Rank 1 failed to pass monitoredBarrier in 1200000 ms

wenet-e2e / wenet

Production First and Production Ready End-to-End Speech Recognition Toolkit

https://wenet-e2e.github.io/wenet/

Apache License 2.0

3.87k stars 1.03k forks source link

Rank 1 failed to pass monitoredBarrier in 1200000 ms #2552

Closed srdfjy closed 3 weeks ago

srdfjy commented 3 weeks ago

When training with DeepSpeed, an error occurred: "Rank 1 failed to pass monitoredBarrier in 30000 ms." When I changed the timeout to 1200s, the same timeout error was reported. What could be causing this?

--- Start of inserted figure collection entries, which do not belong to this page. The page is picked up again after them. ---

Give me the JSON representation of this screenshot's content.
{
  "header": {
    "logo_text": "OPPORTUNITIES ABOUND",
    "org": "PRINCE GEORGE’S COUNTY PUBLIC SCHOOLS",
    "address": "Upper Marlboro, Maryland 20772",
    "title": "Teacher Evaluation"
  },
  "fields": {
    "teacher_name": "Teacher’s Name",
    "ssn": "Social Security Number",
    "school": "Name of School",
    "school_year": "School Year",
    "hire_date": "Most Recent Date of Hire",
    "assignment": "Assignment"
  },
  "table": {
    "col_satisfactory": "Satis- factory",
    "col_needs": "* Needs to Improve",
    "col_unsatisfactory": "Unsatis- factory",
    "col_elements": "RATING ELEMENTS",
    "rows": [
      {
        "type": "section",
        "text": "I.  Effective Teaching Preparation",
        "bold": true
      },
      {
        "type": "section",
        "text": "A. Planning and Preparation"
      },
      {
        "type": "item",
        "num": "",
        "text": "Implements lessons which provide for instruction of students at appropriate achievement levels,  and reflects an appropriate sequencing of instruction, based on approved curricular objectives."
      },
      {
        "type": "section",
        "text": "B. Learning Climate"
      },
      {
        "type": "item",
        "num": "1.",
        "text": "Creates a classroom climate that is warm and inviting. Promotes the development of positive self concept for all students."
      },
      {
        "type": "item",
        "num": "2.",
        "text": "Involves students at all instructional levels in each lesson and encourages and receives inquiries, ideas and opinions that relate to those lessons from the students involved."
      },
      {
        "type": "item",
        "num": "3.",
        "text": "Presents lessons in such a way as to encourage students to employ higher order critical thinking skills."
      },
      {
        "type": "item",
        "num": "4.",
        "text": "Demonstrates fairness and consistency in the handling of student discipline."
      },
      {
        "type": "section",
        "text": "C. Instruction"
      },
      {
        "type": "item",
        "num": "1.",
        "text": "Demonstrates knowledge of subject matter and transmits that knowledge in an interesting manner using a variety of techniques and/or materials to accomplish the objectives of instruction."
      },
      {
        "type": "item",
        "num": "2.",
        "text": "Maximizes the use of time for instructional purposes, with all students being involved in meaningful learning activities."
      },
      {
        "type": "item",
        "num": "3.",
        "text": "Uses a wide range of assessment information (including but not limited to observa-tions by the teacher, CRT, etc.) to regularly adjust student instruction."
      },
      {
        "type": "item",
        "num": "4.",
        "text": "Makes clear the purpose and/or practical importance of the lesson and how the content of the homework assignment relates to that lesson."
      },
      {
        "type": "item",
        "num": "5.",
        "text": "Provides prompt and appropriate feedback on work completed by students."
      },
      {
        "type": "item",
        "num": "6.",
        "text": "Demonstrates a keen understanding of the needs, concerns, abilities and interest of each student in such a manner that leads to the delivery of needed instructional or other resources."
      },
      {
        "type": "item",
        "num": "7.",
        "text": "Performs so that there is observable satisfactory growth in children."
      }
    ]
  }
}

I am using NCCL, but it's reporting a GLOO timeout here.

err

2024/06/05 12:08:28 [/opt/conda/conda-bld/pytorch_1702400366987/work/third_party/gloo/gloo/transport/tcp/unbound_buffer.cc:81] Timed out waiting 30000ms for recv operation to complete

cfg

num_works=2 prefetch=100 shards data，http read

xingchensong commented 3 weeks ago

http might not working correctly，you should first debug http connection

srdfjy commented 3 weeks ago

I used two machines (each with a single V100) for training and executed wget shards_000000000.tar on both machines; the HTTP download was normal.

download logs

train logs

xingchensong commented 3 weeks ago

Could u try torch_ddp?

srdfjy commented 3 weeks ago

The troch_ddp training is normal.

This error has triggered a RuntimeError in the wenet_join function.

logs

"2024/06/06 12:28:05 2024-06-06 12:28:05,934 INFO Detected uneven workload distribution: [Rank 0]: Rank 1 failed to pass monitoredBarrier in 30000 ms",

srdfjy commented 3 weeks ago

hi @xingchensong

Based on your response here, this should be normal for me, but I don't know why this error would occur.

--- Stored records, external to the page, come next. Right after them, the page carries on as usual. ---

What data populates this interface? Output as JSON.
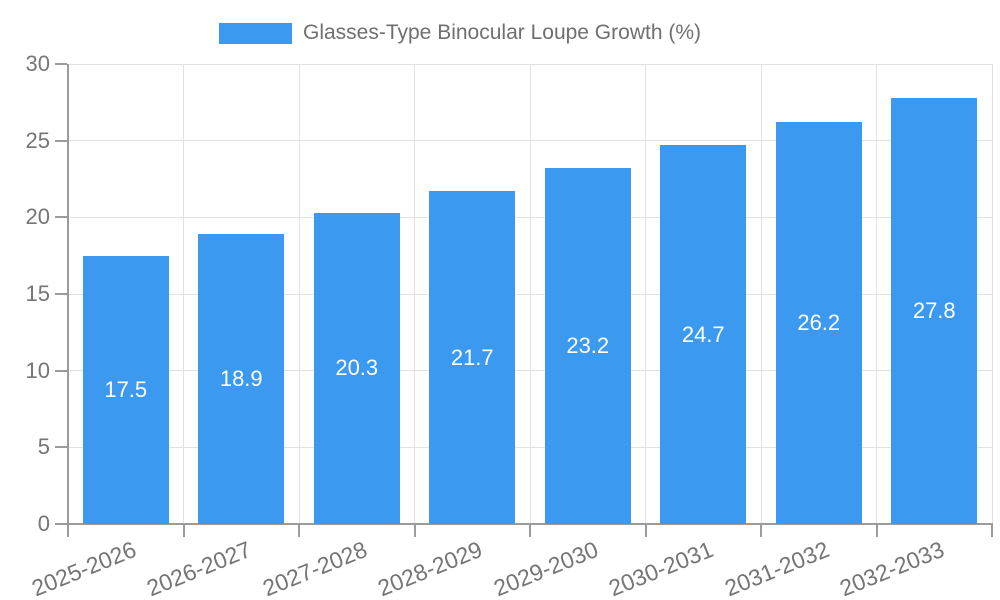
{
  "legend": {
    "label": "Glasses-Type Binocular Loupe Growth (%)"
  },
  "colors": {
    "bar": "#3b99f0",
    "grid": "#e2e2e2",
    "axis": "#9b9b9b",
    "tick_label": "#757575",
    "legend_text": "#6f6f6f",
    "value_label": "#ffffff",
    "background": "#ffffff"
  },
  "chart_data": {
    "type": "bar",
    "title": "",
    "legend_entries": [
      "Glasses-Type Binocular Loupe Growth (%)"
    ],
    "legend_position": "top-center",
    "categories": [
      "2025-2026",
      "2026-2027",
      "2027-2028",
      "2028-2029",
      "2029-2030",
      "2030-2031",
      "2031-2032",
      "2032-2033"
    ],
    "values": [
      17.5,
      18.9,
      20.3,
      21.7,
      23.2,
      24.7,
      26.2,
      27.8
    ],
    "xlabel": "",
    "ylabel": "",
    "ylim": [
      0,
      30
    ],
    "y_ticks": [
      0,
      5,
      10,
      15,
      20,
      25,
      30
    ],
    "grid": true,
    "value_labels": "inside-center-white",
    "x_tick_rotation_deg": -22
  }
}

https://github.com/wenet-e2e/wenet/issues/2266#issuecomment-1886436064

xingchensong commented 3 weeks ago

how many tars in your dataset? For small dataset, say only 2 tars, it is normal, timeout means you reach the end of epoch

srdfjy commented 3 weeks ago

how many tars in your dataset? For small dataset, say only 2 tars, it is normal, timeout means you reach the end of epoch

I have used 34 Tars for fine-tuning, and currently, the entire training can proceed normally. If this is normal, then I will ignore this log for now.

xingchensong commented 3 weeks ago

you dataset is small, this is normal

srdfjy commented 3 weeks ago

you dataset is small, this is normal

THX!